Want to increase conversions on your website?
Try our conversion checklist!
User Research
If it is not immediately clear why visitors are leaving a specific page on your website, you may need to utilise some tools that could help shed some light on it. With a tool like Hotjar, there are two things you can try:
1. Session Recordings
Hotjar allows you to watch recordings of actual users on your website. If you have identified specific problem pages you can watch some users using them. Soon enough, you should be able to see where the issues are occurring.
2. Exit Survey
If the session recordings haven’t given you the answers you need, then you can place a survey on specific pages that pops up when a user shows intent to leave by moving their cursor to the browser bar. The survey can ask a simple question ‘Did you find what you were looking for? Yes or No. Then it can ask a follow-up question asking what information they were looking for.
This can help you identify if you have essential information missing from your website or the information isn’t on the pages they expected to find it.
Tracking Performance Over Time
Now that you have started looking at Google Analytics for some performance data, it may be worth beginning to track this data over time, as it will become central to your optimisation process further on in your strategy.

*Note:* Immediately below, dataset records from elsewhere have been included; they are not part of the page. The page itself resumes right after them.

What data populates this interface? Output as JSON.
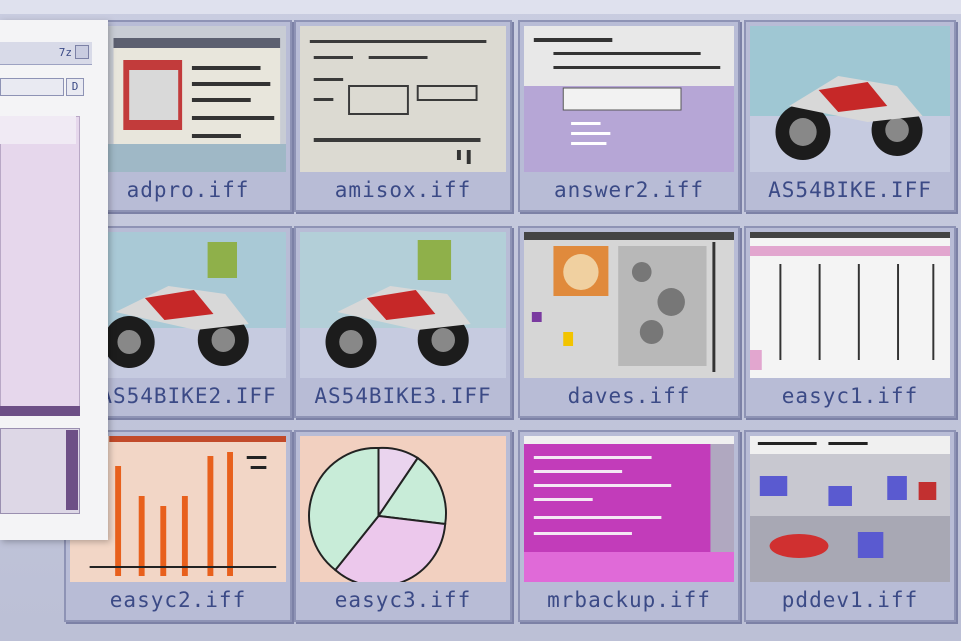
{
  "files": [
    {
      "name": "adpro.iff"
    },
    {
      "name": "amisox.iff"
    },
    {
      "name": "answer2.iff"
    },
    {
      "name": "AS54BIKE.IFF"
    },
    {
      "name": "AS54BIKE2.IFF"
    },
    {
      "name": "AS54BIKE3.IFF"
    },
    {
      "name": "daves.iff"
    },
    {
      "name": "easyc1.iff"
    },
    {
      "name": "easyc2.iff"
    },
    {
      "name": "easyc3.iff"
    },
    {
      "name": "mrbackup.iff"
    },
    {
      "name": "pddev1.iff"
    }
  ],
  "side_panel": {
    "title_text": "7z",
    "field_button": "D"
  },
  "colors": {
    "label_text": "#3b4a86",
    "tile_bg": "#b8bcd6",
    "accent_purple": "#6d4f86"
  },
  "icons": [
    "depth-gadget-icon"
  ]
}
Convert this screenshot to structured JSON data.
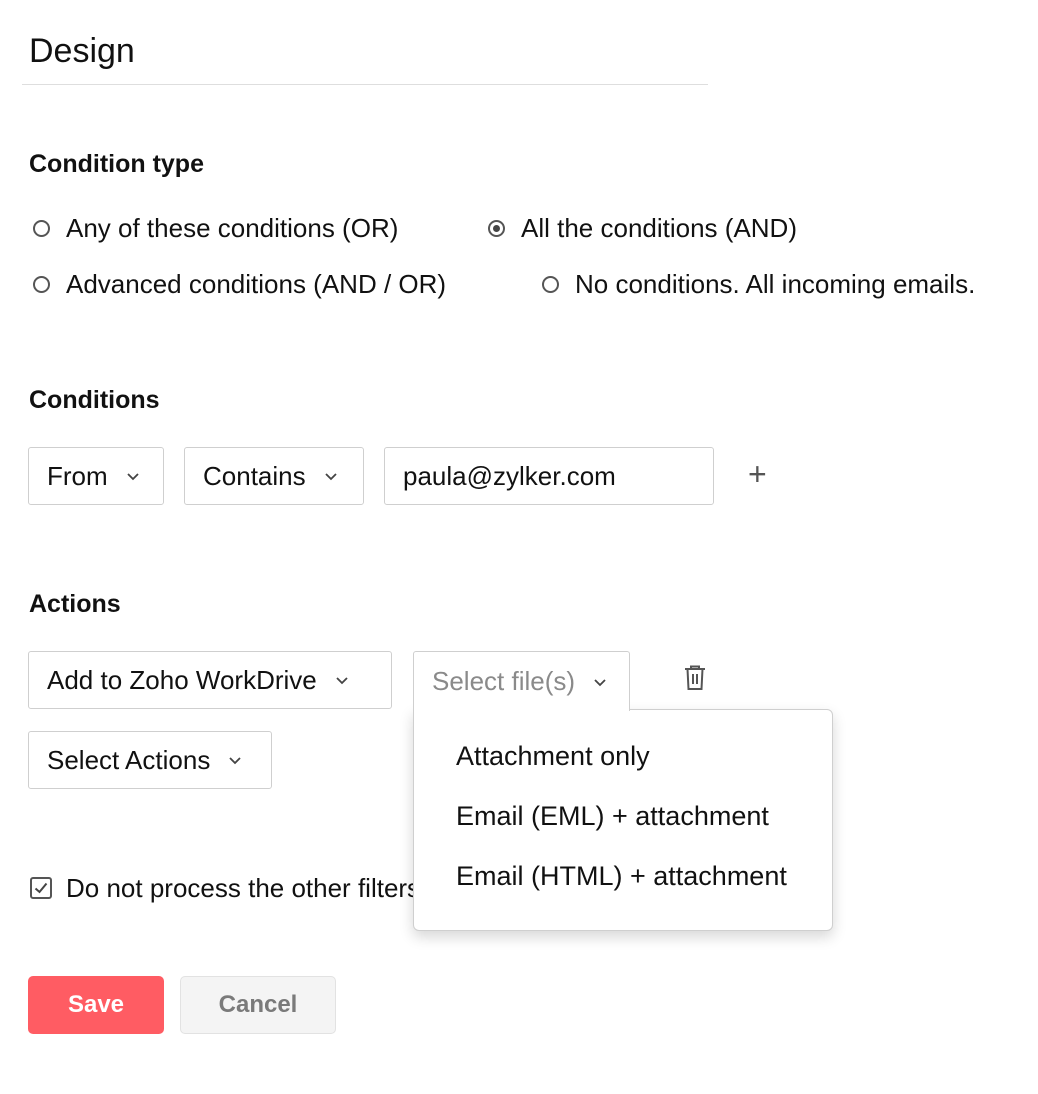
{
  "title": "Design",
  "condition_type": {
    "heading": "Condition type",
    "options": [
      {
        "label": "Any of these conditions (OR)",
        "selected": false
      },
      {
        "label": "All the conditions (AND)",
        "selected": true
      },
      {
        "label": "Advanced conditions (AND / OR)",
        "selected": false
      },
      {
        "label": "No conditions. All incoming emails.",
        "selected": false
      }
    ]
  },
  "conditions": {
    "heading": "Conditions",
    "field": "From",
    "operator": "Contains",
    "value": "paula@zylker.com",
    "add_icon": "plus-icon",
    "add_label": "+"
  },
  "actions": {
    "heading": "Actions",
    "action": "Add to Zoho WorkDrive",
    "file_select_placeholder": "Select file(s)",
    "delete_icon": "trash-icon",
    "select_actions": "Select Actions",
    "file_options": [
      "Attachment only",
      "Email (EML) + attachment",
      "Email (HTML) + attachment"
    ]
  },
  "options": {
    "stop_processing_label": "Do not process the other filters",
    "stop_processing_checked": true
  },
  "buttons": {
    "save": "Save",
    "cancel": "Cancel"
  },
  "colors": {
    "primary": "#ff5c63",
    "border": "#cfcfcf",
    "placeholder": "#8a8a8a"
  }
}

Let’s take a look at some of the things that will be useful to start tracking:
1. Bounce Rate
2. Conversion Percentage (Goals)
3. Telephone Conversion Percentage
4. Conversion Rate of Website (Bookings Unique Visitors to Bookings)
5. Average Booking Value
6. Average Length of Stay
In order to keep track of your performance, you can feed these metrics into a custom dashboard using a free tool such as Google’s Data Studio. A general rule for understanding how well you are performing is to compare your latest month with the same month in the previous two years (although, you’ll have to take into account any recent pandemics in your analysis!)